How Does Sexual Harassment Affect Rape Survivors?
Wednesday, October 25 2017 Elizabeth Brico
The #MeToo hashtag campaign exposed sexual violence (including sexual harassment and rape) as a significant event in the lives of most women. One of the most common forms of this violence is sexual harassment. A few examples of sexual harassment are catcalling, suggestive comments at school or work, and unwanted sexual advances. Many women have experienced at least one instance of everyday sexual harassment, and one in five has experienced a major act of sexual violence, like rape.
Many of the women experiencing sexual violence will also develop posttraumatic stress disorder. This means that female survivors of rape and other major acts of sexual violence are forced to experience comparatively milder forms of sexual violence before and after the major trauma. Can the prevalence of PTSD among female sexual assault survivors be related to the commonality of sexual harassment?
Sexual Harassment Affected Me, a Rape Survivor
Acts of Sexual Harassment Affected Me Before and After the Rape
The first time I experienced sexual violence was not at the hands of the man who raped me. It was at the hands of a stranger. On my way home from elementary school, I stood with my mom while we waited to cross the street. I was singing a show-tune from my favorite Broadway musical. A stranger grabbed my butt, then dashed away. I was eight years old.

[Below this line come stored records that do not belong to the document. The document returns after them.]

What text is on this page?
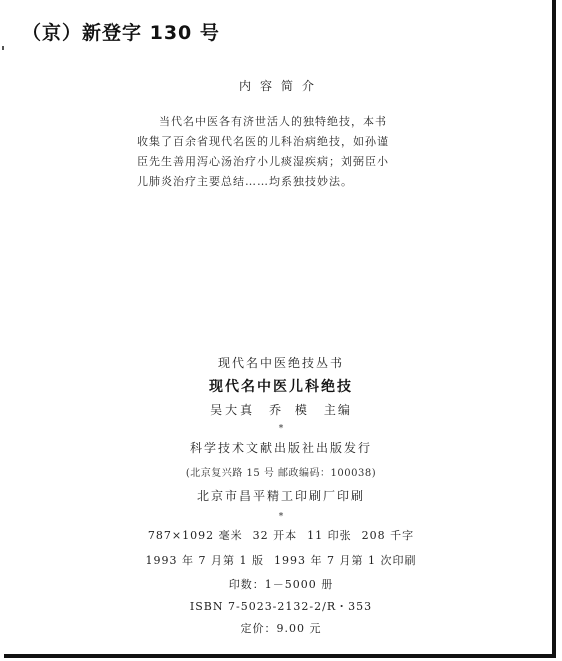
（京）新登字 130 号
内容简介
当代名中医各有济世活人的独特绝技，本书收集了百余省现代名医的儿科治病绝技，如孙谨臣先生善用泻心汤治疗小儿痰湿疾病；刘弼臣小儿肺炎治疗主要总结……均系独技妙法。
现代名中医绝技丛书
现代名中医儿科绝技
吴大真 乔 模 主编
*
科学技术文献出版社出版发行
(北京复兴路 15 号 邮政编码：100038)
北京市昌平精工印刷厂印刷
*
787×1092 毫米 32 开本 11 印张 208 千字
1993 年 7 月第 1 版 1993 年 7 月第 1 次印刷
印数：1－5000 册
ISBN 7-5023-2132-2/R・353
定价：9.00 元
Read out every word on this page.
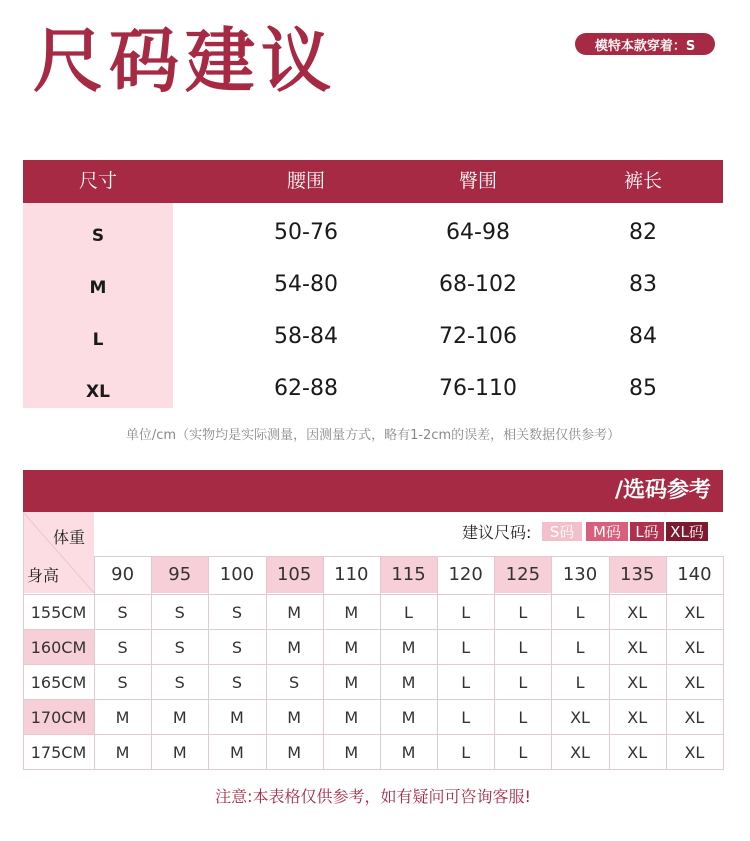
尺码建议	模特本款穿着：S
尺寸	腰围	臀围	裤长
S	50-76	64-98	82
M	54-80	68-102	83
L	58-84	72-106	84
XL	62-88	76-110	85
单位/cm（实物均是实际测量，因测量方式，略有1-2cm的误差，相关数据仅供参考）
/选码参考
体重
身高
建议尺码:	S码	M码 L码 XL码
90	95	100	105	110	115	120	125	130	135	140
155CM	S	S	S	M	M	L	L	L	L	XL	XL
160CM	S	S	S	M	M	M	L	L	L	XL	XL
165CM	S	S	S	S	M	M	L	L	L	XL	XL
170CM	M	M	M	M	M	M	L	L	XL	XL	XL
175CM	M	M	M	M	M	M	L	L	XL	XL	XL
注意:本表格仅供参考，如有疑问可咨询客服!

That was just the first time my body became an unwilling vessel for someone else's pleasure. Between that first event at age eight and the first time I was raped by my abusive boyfriend as a teenager, I experienced a number of other incidents. Everything from stalking, to groping, to street harassment. A man followed me across two public buses into my high school. Boys who were my friends took turns grabbing my butt without asking. Numerous men catcalled me or solicited me for sex, even though I was clearly underage. Various boys and men criticized the shape and size of my body.
It Felt Like Rape Was a Natural Progression of Sexual Harassment
The traumatic sexual violence I experienced was preceded by a number of smaller abuses. The instances of harassment, groping, and appraisal chipped away at my self-esteem, making me feel like a cheap piece of property. By the time my abuser raped me at knife-point, I had experienced such a legacy of sexual violence that the rape felt like the natural culmination of everything that had come before (3 Ways Rape Culture Impacts Rape Survivors’ Mental Health).
After my abusive relationship, men have continued to comment on my body and occasionally touch it without my permission. I'm finally learning to speak up for myself and fight back, but for years I allowed workplace harassment, street harassment, and intimate partner cruelty to continue unspoken. The smaller acts of sexual violence opened the door for larger acts, and the larger acts made the smaller ones seem unimportant in comparison. I have been trapped in a cycle of sexual violence almost as long as I have been alive.
For Rape Survivors, Sexual Harassment Probably Makes PTSD Worse
The National Institute of Mental Health says that added stress after a traumatic event leaves a trauma survivor more vulnerable to developing PTSD.1 So, when a stranger brushes a woman's breast after she has been raped, that's added stress. Likewise any form of sexual harassment counts as an added stressor for someone who has recently experienced rape or sexual assault. This means that everyday sexual harassment increases the risk that a survivor of sexual assault will develop posttraumatic stress disorder.
Statistics only strengthen this theory. According to the National Sexual Violence Resource Center, 81% of female sexual assault survivors report PTSD symptoms.2 That is in contrast to just 35% of men reporting the same. Of course, there are a number of variables possibly affecting this statistic, but as Naomi Breslau and David F. Tonlin write in their report Sex Differences In Risk Of PTSD, published by the National Center for PTSD, the sexual-social female experience cannot be discounted as a factor in the higher rate of PTSD in women:
...the cumulative effects of repeated traumatization must be taken into account. It might be argued that women are more likely than men to experience multiple traumas across the lifespan, which may increase their risk of developing PTSD. 3
We Can Help Women Feel Safer in Public Spaces
It's possible to help make public spaces feel safer for women who have survived sexual trauma. The experiences of male sexual assault survivors are important too. Anyone who has been assaulted deserves compassion, support, and healing regardless of gender. But that does not mean we can ignore the fact that women who are raped face extra barriers to recovery.
Everyday sexual harassment is real, and it is insidious. In this video, I discuss how the female experience of public spaces differs from the male experience, and how men can do their part to help women feel safer in shared spaces.
1 Post-Traumatic Stress Disorder. (n.d.). Retrieved October 25, 2017, from National Institute of Mental Health.
2 Statistics about sexual violence. (n.d.) Retrieved October 25, 2017, from the National Sexual Violence Resource Center.
3 Tolin, D. F., PhD, & Breslau, N., PhD. (2007). Sex Differences In Risk Of PTSD. Retrieved October 25, 2017, from The National Center for Posttraumatic Stress Disorder.
PTSD Research Quarterly, Vol. 18 No. 2.